Objective:
- The flag is in the folder /flag/flag.txt
- It can be entered on the iCSI Scoreboard.
For this challenge, you’ll need two VM’s
- You’ll need Kali Linux to solve this challenge.
- The VM hosting the vulnerable web application can be downloaded here.
You will not have access to the login credentials for this machine. We will need to discover the IP address once it is powered on. (Follow the setup directions right below this before powering it on.)
Open up the VM hosting the vulnerable web application in VMWare and give it a unique MAC address. (We’ll use arp-scan within Kali to locate its IP address in the next step.)
**(You can Double Click on these images to zoom in.)**

Start the vulnerable VM and then log into Kali Linux.
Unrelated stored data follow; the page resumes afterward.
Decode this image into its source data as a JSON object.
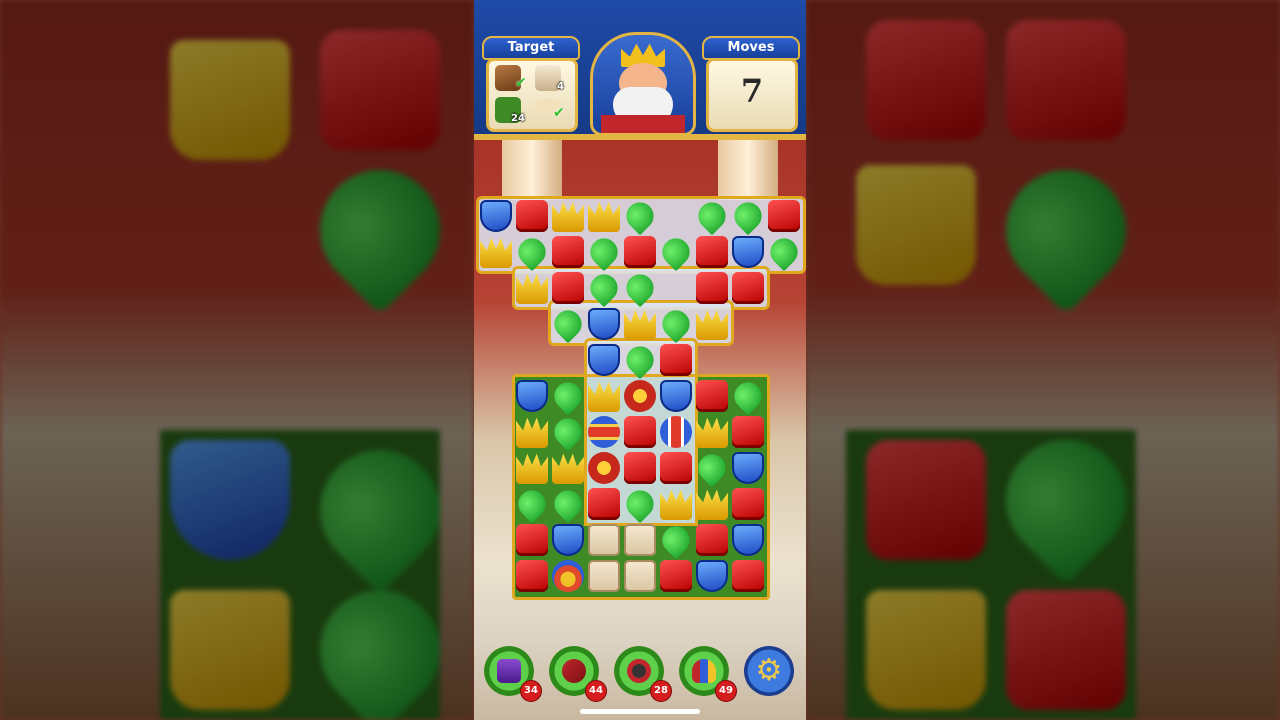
{
  "hud": {
    "target_label": "Target",
    "moves_label": "Moves",
    "moves_value": "7",
    "targets": [
      {
        "icon": "wooden-crate-icon",
        "count": "",
        "done": true
      },
      {
        "icon": "cat-statue-icon",
        "count": "4",
        "done": false
      },
      {
        "icon": "grass-tile-icon",
        "count": "24",
        "done": false
      },
      {
        "icon": "bone-icon",
        "count": "",
        "done": true
      }
    ]
  },
  "boosters": [
    {
      "name": "hammer-booster",
      "count": "34"
    },
    {
      "name": "arrow-booster",
      "count": "44"
    },
    {
      "name": "cannon-booster",
      "count": "28"
    },
    {
      "name": "jester-booster",
      "count": "49"
    }
  ],
  "colors": {
    "hud_blue": "#1b3e8f",
    "gold_border": "#e3b542",
    "badge_red": "#d61d1d"
  },
  "board": {
    "rows": [
      [
        "blue",
        "red",
        "yellow",
        "yellow",
        "green",
        "",
        "green",
        "green",
        "red"
      ],
      [
        "yellow",
        "green",
        "red",
        "green",
        "red",
        "green",
        "red",
        "blue",
        "green"
      ],
      [
        "",
        "yellow",
        "red",
        "green",
        "green",
        "",
        "red",
        "red",
        ""
      ],
      [
        "",
        "",
        "green",
        "blue",
        "yellow",
        "green",
        "yellow",
        "",
        ""
      ],
      [
        "",
        "",
        "",
        "blue",
        "green",
        "red",
        "",
        "",
        ""
      ],
      [
        "",
        "blue",
        "green",
        "yellow",
        "tnt",
        "blue",
        "red",
        "green",
        ""
      ],
      [
        "",
        "yellow",
        "green",
        "rocketv",
        "red",
        "rocket",
        "yellow",
        "red",
        ""
      ],
      [
        "",
        "yellow",
        "yellow",
        "tnt",
        "red",
        "red",
        "green",
        "blue",
        ""
      ],
      [
        "",
        "green",
        "green",
        "red",
        "green",
        "yellow",
        "yellow",
        "red",
        ""
      ],
      [
        "",
        "red",
        "blue",
        "box",
        "box",
        "green",
        "red",
        "blue",
        ""
      ],
      [
        "",
        "red",
        "jester",
        "box",
        "box",
        "red",
        "blue",
        "red",
        ""
      ]
    ]
  }
}
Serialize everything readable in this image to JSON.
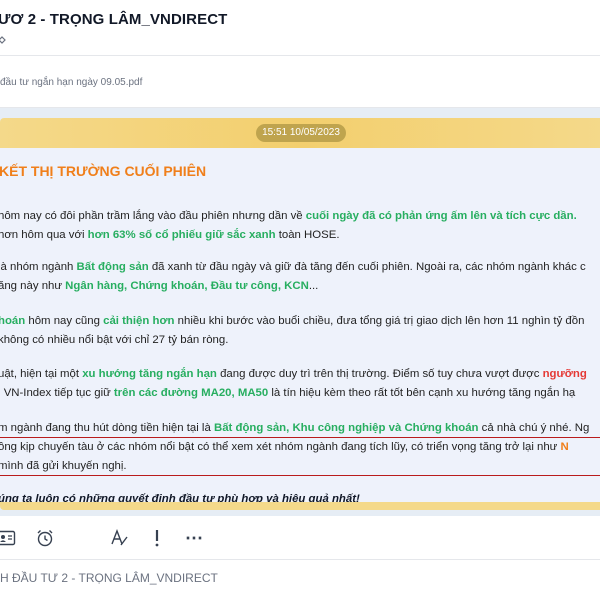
{
  "header": {
    "title": "ƯƠ 2 - TRỌNG LÂM_VNDIRECT"
  },
  "attachment": {
    "file_name": "đầu tư ngắn hạn ngày 09.05.pdf"
  },
  "message": {
    "timestamp": "15:51 10/05/2023",
    "title": "KẾT THỊ TRƯỜNG CUỐI PHIÊN",
    "p1_l1_a": "hôm nay có đôi phần trầm lắng vào đầu phiên nhưng dần về ",
    "p1_l1_b": "cuối ngày đã có phản ứng ấm lên và tích cực dần.",
    "p1_l2_a": "hơn hôm qua với ",
    "p1_l2_b": "hơn 63% số cổ phiếu giữ sắc xanh",
    "p1_l2_c": " toàn HOSE.",
    "p2_l1_a": "là nhóm ngành ",
    "p2_l1_b": "Bất động sản",
    "p2_l1_c": " đã xanh từ đầu ngày và giữ đà tăng đến cuối phiên. Ngoài ra, các nhóm ngành khác c",
    "p2_l2_a": "ăng này như ",
    "p2_l2_b": "Ngân hàng, Chứng khoán, Đầu tư công, KCN",
    "p2_l2_c": "...",
    "p3_l1_a": "hoán",
    "p3_l1_b": " hôm nay cũng ",
    "p3_l1_c": "cải thiện hơn",
    "p3_l1_d": " nhiều khi bước vào buổi chiều, đưa tổng giá trị giao dịch lên hơn 11 nghìn tỷ đồn",
    "p3_l2": " không có nhiều nổi bật với chỉ 27 tỷ bán ròng.",
    "p4_l1_a": "uật, hiện tại một ",
    "p4_l1_b": "xu hướng tăng ngắn hạn",
    "p4_l1_c": " đang được duy trì trên thị trường. Điểm số tuy chưa vượt được ",
    "p4_l1_d": "ngưỡng",
    "p4_l2_a": "i VN-Index tiếp tục giữ ",
    "p4_l2_b": "trên các đường MA20, MA50",
    "p4_l2_c": " là tín hiệu kèm theo rất tốt bên cạnh xu hướng tăng ngắn hạ",
    "p5_l1_a": "m ngành đang thu hút dòng tiền hiện tại là ",
    "p5_l1_b": "Bất động sản, Khu công nghiệp và Chứng khoán",
    "p5_l1_c": " cả nhà chú ý nhé. Ng",
    "p5_l2_a": "ông kịp chuyến tàu ở các nhóm nổi bật có thể xem xét nhóm ngành đang tích lũy, có triển vọng tăng trở lại như ",
    "p5_l2_b": "N",
    "p5_l3": " mình đã gửi khuyến nghị.",
    "closing": "úng ta luôn có những quyết định đầu tư phù hợp và hiệu quả nhất!"
  },
  "toolbar": {
    "icons": [
      "contact-card-icon",
      "alarm-clock-icon",
      "text-format-icon",
      "exclamation-icon",
      "more-icon"
    ],
    "more_label": "⋯"
  },
  "input": {
    "placeholder": "H ĐẦU TƯ 2 - TRỌNG LÂM_VNDIRECT"
  }
}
We’ll be able to locate the IP address of the Vulnerable VM from Kali by running arp-scan and piping the results to grep.
- The -i flag used with grep below makes the search case insensitive. Not strictly necessary here, but helpful!
sudo su
arp-scan --localnet | grep **-i** MAC_ADDRESS_OF_VULNERABLE_VM

In my case, the IP Address of the target VM is 192.168.228.47.
NMAP results:
nmap -sC -sV 192.168.228.47

- We see that port 22 and port 80 are open.
- We can ignore port 22 for this challenge.